Revenir au passé, voir s’éclairer au feu d’un seul regard toute une époque presque effacée déjà de la mémoire, ce n’est pas penser. Chicot habita toute la nuit un monde déjà laissé par lui bien en arrière, et peuplé d’ombres illustres ou gracieuses que le regard de la femme pâle, semblable à une lampe fidèle, lui montrait défilant une à une devant lui avec son cortège de souvenirs heureux et terribles.

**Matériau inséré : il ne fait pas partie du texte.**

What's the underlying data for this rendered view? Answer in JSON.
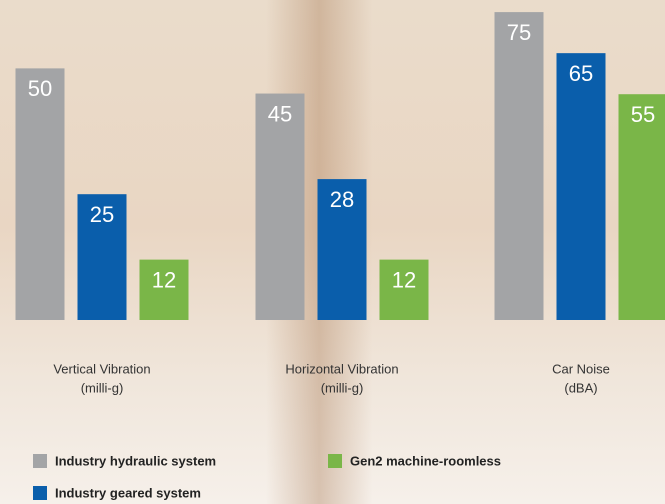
{
  "legend": [
    {
      "name": "Industry hydraulic system",
      "color": "#a3a4a6"
    },
    {
      "name": "Industry geared system",
      "color": "#0a5eab"
    },
    {
      "name": "Gen2 machine-roomless",
      "color": "#7ab648"
    }
  ],
  "chart_data": [
    {
      "type": "bar",
      "xlabel": [
        "Vertical Vibration",
        "(milli-g)"
      ],
      "values": [
        50,
        25,
        12
      ],
      "ylim": [
        0,
        62
      ]
    },
    {
      "type": "bar",
      "xlabel": [
        "Horizontal Vibration",
        "(milli-g)"
      ],
      "values": [
        45,
        28,
        12
      ],
      "ylim": [
        0,
        62
      ]
    },
    {
      "type": "bar",
      "xlabel": [
        "Car Noise",
        "(dBA)"
      ],
      "values": [
        75,
        65,
        55
      ],
      "ylim": [
        0,
        76
      ]
    }
  ]
}
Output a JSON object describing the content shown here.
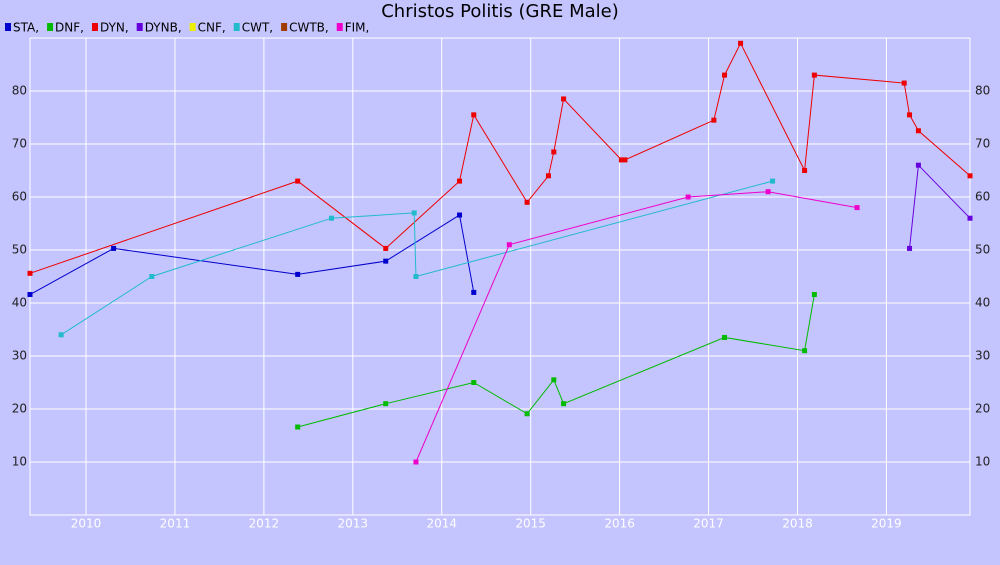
{
  "chart_data": {
    "type": "line",
    "title": "Christos Politis (GRE Male)",
    "xlim": [
      2009.37,
      2019.94
    ],
    "xticks": [
      2010,
      2011,
      2012,
      2013,
      2014,
      2015,
      2016,
      2017,
      2018,
      2019
    ],
    "ylim": [
      0,
      90
    ],
    "yticks": [
      10,
      20,
      30,
      40,
      50,
      60,
      70,
      80
    ],
    "grid": true,
    "series": [
      {
        "name": "STA,",
        "color": "#0000cc",
        "x": [
          2009.37,
          2010.31,
          2012.38,
          2013.37,
          2014.2,
          2014.36
        ],
        "values": [
          41.6,
          50.3,
          45.4,
          47.9,
          56.6,
          42
        ]
      },
      {
        "name": "DNF,",
        "color": "#00bb00",
        "x": [
          2012.38,
          2013.37,
          2014.36,
          2014.96,
          2015.26,
          2015.37,
          2017.18,
          2018.08,
          2018.19
        ],
        "values": [
          16.6,
          21,
          25,
          19.1,
          25.5,
          21,
          33.5,
          31,
          41.6
        ]
      },
      {
        "name": "DYN,",
        "color": "#ee0000",
        "x": [
          2009.37,
          2012.38,
          2013.37,
          2014.2,
          2014.36,
          2014.96,
          2015.2,
          2015.26,
          2015.37,
          2016.02,
          2016.06,
          2017.06,
          2017.18,
          2017.36,
          2018.08,
          2018.19,
          2019.2,
          2019.26,
          2019.36,
          2019.94
        ],
        "values": [
          45.6,
          63,
          50.3,
          63,
          75.5,
          59,
          64,
          68.5,
          78.5,
          67,
          67,
          74.5,
          83,
          89,
          65,
          83,
          81.5,
          75.5,
          72.5,
          64
        ]
      },
      {
        "name": "DYNB,",
        "color": "#6600dd",
        "x": [
          2019.26,
          2019.36,
          2019.94
        ],
        "values": [
          50.3,
          66,
          56
        ]
      },
      {
        "name": "CNF,",
        "color": "#eeee00",
        "x": [],
        "values": []
      },
      {
        "name": "CWT,",
        "color": "#22bbcc",
        "x": [
          2009.72,
          2010.74,
          2012.76,
          2013.69,
          2013.71,
          2017.72
        ],
        "values": [
          34,
          45,
          56,
          57,
          45,
          63
        ]
      },
      {
        "name": "CWTB,",
        "color": "#a03c00",
        "x": [],
        "values": []
      },
      {
        "name": "FIM,",
        "color": "#ee00cc",
        "x": [
          2013.71,
          2014.76,
          2016.77,
          2017.67,
          2018.67
        ],
        "values": [
          10,
          51,
          60,
          61,
          58
        ]
      }
    ]
  }
}
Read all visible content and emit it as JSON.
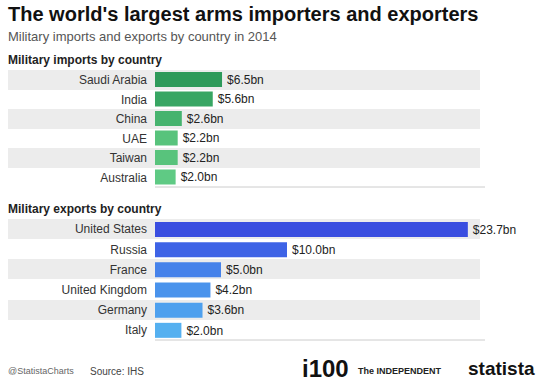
{
  "title": "The world's largest arms importers and exporters",
  "subtitle": "Military imports and exports by country in 2014",
  "chart_data": [
    {
      "type": "bar",
      "orientation": "horizontal",
      "title": "Military imports by country",
      "categories": [
        "Saudi Arabia",
        "India",
        "China",
        "UAE",
        "Taiwan",
        "Australia"
      ],
      "values": [
        6.5,
        5.6,
        2.6,
        2.2,
        2.2,
        2.0
      ],
      "value_labels": [
        "$6.5bn",
        "$5.6bn",
        "$2.6bn",
        "$2.2bn",
        "$2.2bn",
        "$2.0bn"
      ],
      "colors": [
        "#2e9a5a",
        "#38a663",
        "#46b36e",
        "#58c37c",
        "#58c37c",
        "#5fca84"
      ],
      "xlim": [
        0,
        32
      ],
      "data_labels": true,
      "tick_labels": "y"
    },
    {
      "type": "bar",
      "orientation": "horizontal",
      "title": "Military exports by country",
      "categories": [
        "United States",
        "Russia",
        "France",
        "United Kingdom",
        "Germany",
        "Italy"
      ],
      "values": [
        23.7,
        10.0,
        5.0,
        4.2,
        3.6,
        2.0
      ],
      "value_labels": [
        "$23.7bn",
        "$10.0bn",
        "$5.0bn",
        "$4.2bn",
        "$3.6bn",
        "$2.0bn"
      ],
      "colors": [
        "#3a4ee0",
        "#3e63e6",
        "#4682ea",
        "#4a93ec",
        "#4ea0ee",
        "#55b0f0"
      ],
      "xlim": [
        0,
        25
      ],
      "data_labels": true,
      "tick_labels": "y"
    }
  ],
  "footer": {
    "handle": "@StatistaCharts",
    "source": "Source: IHS",
    "brand1": "i100",
    "brand2": "The INDEPENDENT",
    "brand3": "statista"
  }
}
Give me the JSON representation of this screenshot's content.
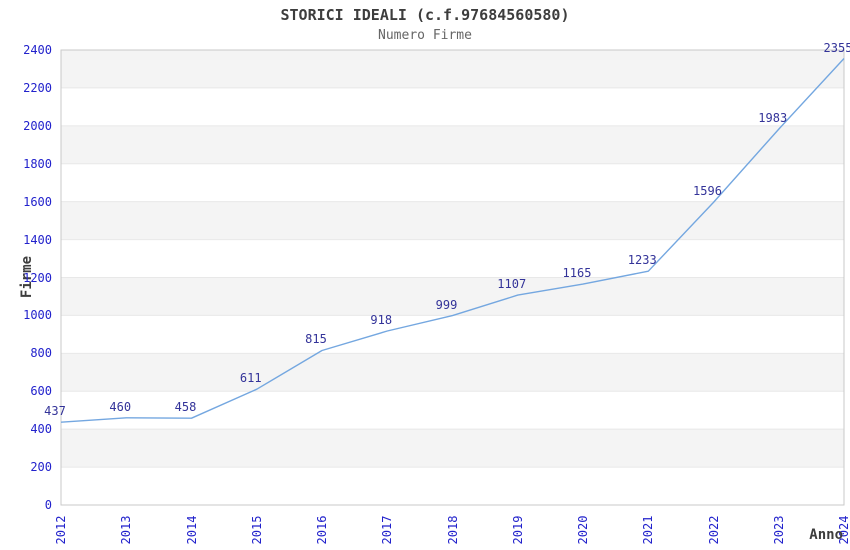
{
  "chart_data": {
    "type": "line",
    "title": "STORICI IDEALI (c.f.97684560580)",
    "subtitle": "Numero Firme",
    "xlabel": "Anno",
    "ylabel": "Firme",
    "categories": [
      "2012",
      "2013",
      "2014",
      "2015",
      "2016",
      "2017",
      "2018",
      "2019",
      "2020",
      "2021",
      "2022",
      "2023",
      "2024"
    ],
    "series": [
      {
        "name": "Numero Firme",
        "values": [
          437,
          460,
          458,
          611,
          815,
          918,
          999,
          1107,
          1165,
          1233,
          1596,
          1983,
          2355
        ]
      }
    ],
    "data_labels_shown": true,
    "ylim": [
      0,
      2400
    ],
    "ytick_step": 200,
    "grid": "horizontal-bands-alternating",
    "legend": "none",
    "colors": {
      "line": "#74a7e0",
      "tick_label": "#2222cc",
      "data_label": "#333399",
      "band_fill": "#f4f4f4",
      "gridline": "#e8e8e8",
      "plot_border": "#c9c9c9",
      "title": "#3d3d3d",
      "subtitle": "#666666",
      "axis_title": "#3d3d3d",
      "background": "#ffffff"
    }
  }
}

Chicot, qui regrettait tant son sommeil en revenant du Louvre, ne songea pas même à se coucher. Aussi quand l’aube vint argenter les vitraux de sa fenêtre :
– L’heure des fantômes est passée, dit-il, il s’agit de songer un peu aux vivants.
Il se leva, ceignit sa longue épée, jeta sur ses épaules un surtout de laine lie de vin, d’un tissu impénétrable aux plus fortes pluies, et, avec la stoïque fermeté du sage, il examina d’un coup d’œil le fond de sa bourse et la semelle de ses souliers.
Ceux-ci parurent à Chicot dignes de commencer une campagne ; celle-là méritait une attention particulière.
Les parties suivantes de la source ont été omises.